Baitong incense clock
China, 19th century
A baitong copper banded incense clock of square format, retaining its original miniature shovel, cutting blade and stamping tool. The top tier is fitted with a lid that is pierced with four stylized characters, reading Yan Nian Yi Shou, meaning “to have a long life” or “longevity”, surrounded by T-shaped frets. It is inset with a removable tray, used to outline the pattern of the incense powder in the sand. The bottom tier stores a miniature shovel, a square stamping tool and a shaped cutting device. The base is stamped with two hallmarks, respectively reading Yun Bai (cloudy white) and Zhang Mingqi (a Chinese name).

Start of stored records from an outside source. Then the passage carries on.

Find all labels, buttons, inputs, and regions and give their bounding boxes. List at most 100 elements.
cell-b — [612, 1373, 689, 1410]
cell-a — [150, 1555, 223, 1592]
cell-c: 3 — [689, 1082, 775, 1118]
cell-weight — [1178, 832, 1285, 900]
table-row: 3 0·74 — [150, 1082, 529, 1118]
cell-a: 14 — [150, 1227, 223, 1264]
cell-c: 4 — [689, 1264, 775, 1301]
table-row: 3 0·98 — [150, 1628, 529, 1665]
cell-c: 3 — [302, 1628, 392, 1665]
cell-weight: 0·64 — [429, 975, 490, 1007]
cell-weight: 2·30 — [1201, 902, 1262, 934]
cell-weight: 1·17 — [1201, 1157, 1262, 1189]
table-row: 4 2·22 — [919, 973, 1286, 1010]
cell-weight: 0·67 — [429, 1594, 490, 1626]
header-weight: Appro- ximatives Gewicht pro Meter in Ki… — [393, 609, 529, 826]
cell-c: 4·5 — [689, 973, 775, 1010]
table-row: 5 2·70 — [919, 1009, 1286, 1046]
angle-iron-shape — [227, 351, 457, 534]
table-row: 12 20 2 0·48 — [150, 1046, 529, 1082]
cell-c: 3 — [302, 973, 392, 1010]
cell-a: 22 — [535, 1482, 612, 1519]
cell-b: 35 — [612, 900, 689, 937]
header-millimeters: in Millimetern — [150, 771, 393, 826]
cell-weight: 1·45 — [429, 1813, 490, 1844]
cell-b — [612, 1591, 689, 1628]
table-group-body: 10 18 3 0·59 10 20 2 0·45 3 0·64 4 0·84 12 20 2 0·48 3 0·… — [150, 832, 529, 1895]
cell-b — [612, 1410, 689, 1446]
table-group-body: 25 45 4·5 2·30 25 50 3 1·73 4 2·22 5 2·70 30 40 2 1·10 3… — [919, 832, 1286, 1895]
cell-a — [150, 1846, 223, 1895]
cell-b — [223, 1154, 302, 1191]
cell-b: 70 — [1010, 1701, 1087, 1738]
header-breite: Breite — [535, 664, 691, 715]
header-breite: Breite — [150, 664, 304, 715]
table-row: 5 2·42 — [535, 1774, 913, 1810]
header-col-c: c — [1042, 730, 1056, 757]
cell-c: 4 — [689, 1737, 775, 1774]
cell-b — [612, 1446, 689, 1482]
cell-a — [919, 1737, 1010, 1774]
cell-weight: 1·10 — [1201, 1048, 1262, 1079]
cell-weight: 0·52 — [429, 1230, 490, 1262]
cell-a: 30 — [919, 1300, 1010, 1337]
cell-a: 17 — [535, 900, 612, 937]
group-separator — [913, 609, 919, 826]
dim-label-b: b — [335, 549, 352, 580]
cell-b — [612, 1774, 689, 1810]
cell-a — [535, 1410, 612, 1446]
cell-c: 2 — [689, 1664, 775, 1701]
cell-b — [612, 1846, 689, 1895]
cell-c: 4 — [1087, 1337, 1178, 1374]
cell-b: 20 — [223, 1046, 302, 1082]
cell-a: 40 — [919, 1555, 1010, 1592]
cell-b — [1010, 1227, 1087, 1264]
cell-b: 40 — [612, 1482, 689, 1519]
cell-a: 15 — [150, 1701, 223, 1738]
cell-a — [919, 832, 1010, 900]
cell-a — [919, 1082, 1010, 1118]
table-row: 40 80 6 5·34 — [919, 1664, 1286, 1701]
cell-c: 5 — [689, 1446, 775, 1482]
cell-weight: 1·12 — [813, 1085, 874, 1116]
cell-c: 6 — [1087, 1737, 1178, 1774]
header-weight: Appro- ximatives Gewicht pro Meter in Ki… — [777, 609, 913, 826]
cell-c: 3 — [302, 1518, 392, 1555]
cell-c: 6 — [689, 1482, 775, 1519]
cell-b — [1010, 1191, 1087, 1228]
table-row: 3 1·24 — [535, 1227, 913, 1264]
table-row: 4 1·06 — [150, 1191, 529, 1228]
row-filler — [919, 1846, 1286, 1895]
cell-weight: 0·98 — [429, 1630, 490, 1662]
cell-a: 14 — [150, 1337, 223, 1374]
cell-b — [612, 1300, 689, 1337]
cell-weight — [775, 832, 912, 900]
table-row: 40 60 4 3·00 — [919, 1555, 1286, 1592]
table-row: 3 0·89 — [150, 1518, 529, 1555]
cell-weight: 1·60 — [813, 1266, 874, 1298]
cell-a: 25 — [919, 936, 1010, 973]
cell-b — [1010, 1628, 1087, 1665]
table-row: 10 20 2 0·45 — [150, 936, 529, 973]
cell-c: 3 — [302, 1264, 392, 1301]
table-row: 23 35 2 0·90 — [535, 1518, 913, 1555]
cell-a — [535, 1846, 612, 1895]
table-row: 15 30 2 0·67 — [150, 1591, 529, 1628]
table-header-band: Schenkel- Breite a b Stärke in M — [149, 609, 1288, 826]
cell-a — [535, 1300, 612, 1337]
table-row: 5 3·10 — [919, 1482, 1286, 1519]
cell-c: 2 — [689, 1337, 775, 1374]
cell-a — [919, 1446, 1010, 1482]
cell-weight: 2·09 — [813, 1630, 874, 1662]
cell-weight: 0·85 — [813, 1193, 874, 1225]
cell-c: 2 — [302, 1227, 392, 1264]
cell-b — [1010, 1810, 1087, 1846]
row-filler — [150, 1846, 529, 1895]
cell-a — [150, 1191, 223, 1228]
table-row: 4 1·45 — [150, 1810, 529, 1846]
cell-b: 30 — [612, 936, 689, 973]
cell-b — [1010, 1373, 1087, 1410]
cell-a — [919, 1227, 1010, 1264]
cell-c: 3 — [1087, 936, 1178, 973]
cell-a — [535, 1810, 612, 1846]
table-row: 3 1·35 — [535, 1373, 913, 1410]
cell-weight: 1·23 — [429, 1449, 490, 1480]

Baitong was first known and used in China during the Qing dynasty. It became known in the West from imported wares called baitong (Mandarin) or paktong (Cantonese) (literally “white copper”), for which the silvery metal colour was used to imitate sterling silver. Chinese incense clocks have practical, recreational and religious uses. Practically, a clock needs to be able to tell the time. This can be done through sound, sight, touch or smell. There are early records of incense clocks being used in China from 1073 AD, where a severe drought in the countryside caused many municipal clepsydrae to stop working. Recreationally, powdered incense clocks were mainly used in China as personalised and portable time-keeping devices for homes. Metals such as nickel, silver and pewter were lighter and smaller than their wood and stone predecessors and therefore became a popular gift used by Chinese scholars and intellectuals. Incense seals, sticks and spirals were also used for religious time telling, keeping the time during festivals and important rituals. The second mark on the base, Zhang Mingqi, was probably the reciever of the gift, or he was the patron.